Here's Who Could Be Prioritised For A Covid-19 Vaccine

With positive news of Pfizer's vaccine being approved for use in the UK, these groups will be first in line to receive it.

The coronavirus vaccine made by Pfizer and Germany’s BioNTech has been approved for use in the UK, with rollouts due to start as early as next week.

It’s the news we’ve all been waiting for. Studies have shown the jab to be 95% effective and that it works in all age groups. No safety concerns arose from clinical trials.

Other vaccine trials – such as the much-reported Oxford and AstraZeneca vaccine – are still ongoing. But in the meantime, the government has secured 40 million doses of the Pfizer/BioNTech jab, with 10 million due in the UK by the end of the year.

Patients will need two doses of the vaccine, meaning there won’t currently be enough for the entire population.
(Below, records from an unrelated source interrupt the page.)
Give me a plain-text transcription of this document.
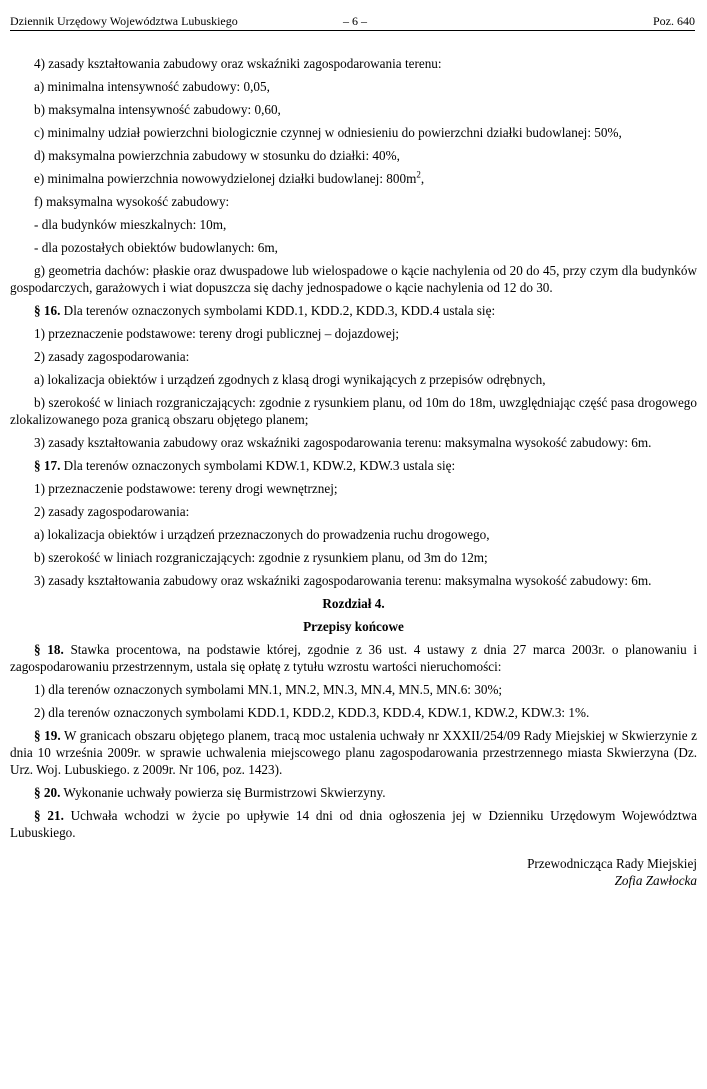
Dziennik Urzędowy Województwa Lubuskiego	– 6 –	Poz. 640

4) zasady kształtowania zabudowy oraz wskaźniki zagospodarowania terenu:

a) minimalna intensywność zabudowy: 0,05,

b) maksymalna intensywność zabudowy: 0,60,

c) minimalny udział powierzchni biologicznie czynnej w odniesieniu do powierzchni działki budowlanej: 50%,

d) maksymalna powierzchnia zabudowy w stosunku do działki: 40%,

e) minimalna powierzchnia nowowydzielonej działki budowlanej: $800m^2$,

f) maksymalna wysokość zabudowy:

- dla budynków mieszkalnych: 10m,

- dla pozostałych obiektów budowlanych: 6m,

g) geometria dachów: płaskie oraz dwuspadowe lub wielospadowe o kącie nachylenia od 20 do 45, przy czym dla budynków gospodarczych, garażowych i wiat dopuszcza się dachy jednospadowe o kącie nachylenia od 12 do 30.

§ 16. Dla terenów oznaczonych symbolami KDD.1, KDD.2, KDD.3, KDD.4 ustala się:

1) przeznaczenie podstawowe: tereny drogi publicznej – dojazdowej;

2) zasady zagospodarowania:

a) lokalizacja obiektów i urządzeń zgodnych z klasą drogi wynikających z przepisów odrębnych,

b) szerokość w liniach rozgraniczających: zgodnie z rysunkiem planu, od 10m do 18m, uwzględniając część pasa drogowego zlokalizowanego poza granicą obszaru objętego planem;

3) zasady kształtowania zabudowy oraz wskaźniki zagospodarowania terenu: maksymalna wysokość zabudowy: 6m.

§ 17. Dla terenów oznaczonych symbolami KDW.1, KDW.2, KDW.3 ustala się:

1) przeznaczenie podstawowe: tereny drogi wewnętrznej;

2) zasady zagospodarowania:

a) lokalizacja obiektów i urządzeń przeznaczonych do prowadzenia ruchu drogowego,

b) szerokość w liniach rozgraniczających: zgodnie z rysunkiem planu, od 3m do 12m;

3) zasady kształtowania zabudowy oraz wskaźniki zagospodarowania terenu: maksymalna wysokość zabudowy: 6m.

Rozdział 4.

Przepisy końcowe

§ 18. Stawka procentowa, na podstawie której, zgodnie z 36 ust. 4 ustawy z dnia 27 marca 2003r. o planowaniu i zagospodarowaniu przestrzennym, ustala się opłatę z tytułu wzrostu wartości nieruchomości:

1) dla terenów oznaczonych symbolami MN.1, MN.2, MN.3, MN.4, MN.5, MN.6: 30%;

2) dla terenów oznaczonych symbolami KDD.1, KDD.2, KDD.3, KDD.4, KDW.1, KDW.2, KDW.3: 1%.

§ 19. W granicach obszaru objętego planem, tracą moc ustalenia uchwały nr XXXII/254/09 Rady Miejskiej w Skwierzynie z dnia 10 września 2009r. w sprawie uchwalenia miejscowego planu zagospodarowania przestrzennego miasta Skwierzyna (Dz. Urz. Woj. Lubuskiego. z 2009r. Nr 106, poz. 1423).

§ 20. Wykonanie uchwały powierza się Burmistrzowi Skwierzyny.

§ 21. Uchwała wchodzi w życie po upływie 14 dni od dnia ogłoszenia jej w Dzienniku Urzędowym Województwa Lubuskiego.

Przewodnicząca Rady Miejskiej
Zofia Zawłocka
So, who will get the vaccine first?

The health secretary Matt Hancock told Sky News that the Joint Committee on Vaccination and Immunisation (JCVI) will be setting out its finalised priority list later on Wednesday.

Interim guidance published in September suggested these groups would be prioritised to receive the vaccine:

  1. older adults resident in a care home and care home workers

  2. all those 80 years of age and over and health and social care workers

  3. all those 75 years of age and over

  4. all those 70 years of age and over

  5. all those 65 years of age and over

  6. high-risk adults under 65 years of age

  7. moderate-risk adults under 65 years of age

  8. all those 60 years of age and over

  9. all those 55 years of age and over

  10. all those 50 years of age and over

  11. rest of the population (priority to be determined)

The list was developed based on a review of UK epidemiological data on the impact of the Covid-19 pandemic to date, and mathematical modelling on the potential impact of different vaccination programmes.

The advice publish by the JCVI reads that any vaccine programme will need to ensure every effort is made to get good coverage in Black, Asian and minority ethnic (BAME) groups, in areas of higher socio-economic deprivation, and in areas with outbreaks or high levels of community transmission.

The roll-out advice remains under review.

Javier Zayas Photography via Getty Images

Data from the UK indicates that those at greatest risk of severe illness and mortality from Covid-19 are adults over the age of 50 years, with the risk increasing markedly over the age of 70 years.

The Pfizer/BioNTech news makes the UK the first country in the world to have a “clinically authorised vaccine” to roll out. Russia has approved a vaccine but there are concerns about its safety and efficacy.

Other vaccines have been approved for limited use. One of China’s vaccine candidates, for example, has been approved for use in the military.